The Museum Park of Miami hosts eight sculptures by Julio Larraz

The Miami Museum Park today hosts eight large figurative sculptures by the renowned Cuban-American artist Julio Larraz, who considers that he is banned in museums for “not political, but artistic” reasons.

From an exhibition in a public space, “I am interested above all in attracting the attention of children, sowing the seeds of love for art,” says Larraz (Havana, 1944) in a statement to Efe on the occasion of an exhibition organized by the Museum Nader of Latin American Art (NAMLA).

The exhibition in the park is complemented with a sample of the series of busts of emperors created by Larraz that is exhibited in the provisional headquarters of NAMLA, located in the artistic neighborhood of Wynwood.

Gallerist Gary Nader, owner of the important art collection of NAMLA, is the curator of the exhibition, which will remain in the park located on the shores of Bay of Biscay, in downtown Miami, until December 19.

Creator of “sociological and historical allegories” based on the “figurative tradition and its rich imagination”, according to the NAMLA, Larraz presents in this exhibition sculptures of the Ganymede series, The Trojan horse, The monarch, The game of bowling and other of immense fruits, like a slice of watermelon in colored bronze.

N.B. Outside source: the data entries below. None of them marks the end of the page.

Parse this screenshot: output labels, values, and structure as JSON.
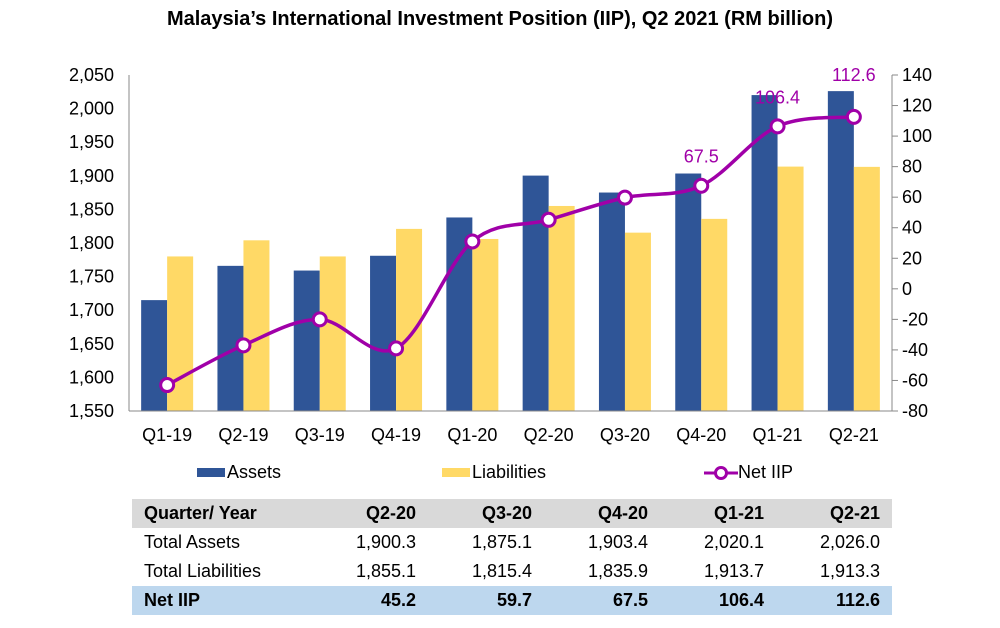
{
  "chart_data": {
    "type": "bar",
    "title": "Malaysia’s International Investment Position (IIP), Q2 2021 (RM billion)",
    "categories": [
      "Q1-19",
      "Q2-19",
      "Q3-19",
      "Q4-19",
      "Q1-20",
      "Q2-20",
      "Q3-20",
      "Q4-20",
      "Q1-21",
      "Q2-21"
    ],
    "series": [
      {
        "name": "Assets",
        "type": "bar",
        "axis": "left",
        "color": "#2F5597",
        "values": [
          1715,
          1766,
          1759,
          1781,
          1838,
          1900.3,
          1875.1,
          1903.4,
          2020.1,
          2026.0
        ]
      },
      {
        "name": "Liabilities",
        "type": "bar",
        "axis": "left",
        "color": "#FFD966",
        "values": [
          1780,
          1804,
          1780,
          1821,
          1806,
          1855.1,
          1815.4,
          1835.9,
          1913.7,
          1913.3
        ]
      },
      {
        "name": "Net IIP",
        "type": "line",
        "axis": "right",
        "color": "#A000A8",
        "values": [
          -63,
          -37,
          -20,
          -39,
          31,
          45.2,
          59.7,
          67.5,
          106.4,
          112.6
        ]
      }
    ],
    "data_labels": [
      {
        "category": "Q4-20",
        "text": "67.5"
      },
      {
        "category": "Q1-21",
        "text": "106.4"
      },
      {
        "category": "Q2-21",
        "text": "112.6"
      }
    ],
    "y_left": {
      "min": 1550,
      "max": 2050,
      "step": 50,
      "ticks": [
        "1,550",
        "1,600",
        "1,650",
        "1,700",
        "1,750",
        "1,800",
        "1,850",
        "1,900",
        "1,950",
        "2,000",
        "2,050"
      ]
    },
    "y_right": {
      "min": -80,
      "max": 140,
      "step": 20,
      "ticks": [
        "-80",
        "-60",
        "-40",
        "-20",
        "0",
        "20",
        "40",
        "60",
        "80",
        "100",
        "120",
        "140"
      ]
    },
    "xlabel": "",
    "ylabel": "",
    "grid": false,
    "legend_position": "bottom"
  },
  "legend": {
    "assets": "Assets",
    "liabilities": "Liabilities",
    "net": "Net IIP"
  },
  "table": {
    "header": [
      "Quarter/ Year",
      "Q2-20",
      "Q3-20",
      "Q4-20",
      "Q1-21",
      "Q2-21"
    ],
    "rows": [
      [
        "Total Assets",
        "1,900.3",
        "1,875.1",
        "1,903.4",
        "2,020.1",
        "2,026.0"
      ],
      [
        "Total Liabilities",
        "1,855.1",
        "1,815.4",
        "1,835.9",
        "1,913.7",
        "1,913.3"
      ],
      [
        "Net IIP",
        "45.2",
        "59.7",
        "67.5",
        "106.4",
        "112.6"
      ]
    ]
  }
}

Larraz, who has resided in Miami for 30 years, underlined to Efe that in all that time he has not been invited to exhibit at the Miami art museums and he blamed it on the fact that his art is not conceptual.

“I’m on a blacklist not for political reasons but artistic, either you do the concept and you go with the pack or you do not exist anywhere,” he says grateful for this invitation to show his sculptures to the community.

Larraz resides in the USA since 1961. When he arrived in New York at the beginning of the 1960s, he found that all young artists were turning to abstraction and new forms.

He chose to paint human beings, nature and objects as well as some of the masters he most admires, such as Brueghel, Velázquez, Goya and Degás. “Every artist has to rise up,” he stressed in an interview with Efe last year.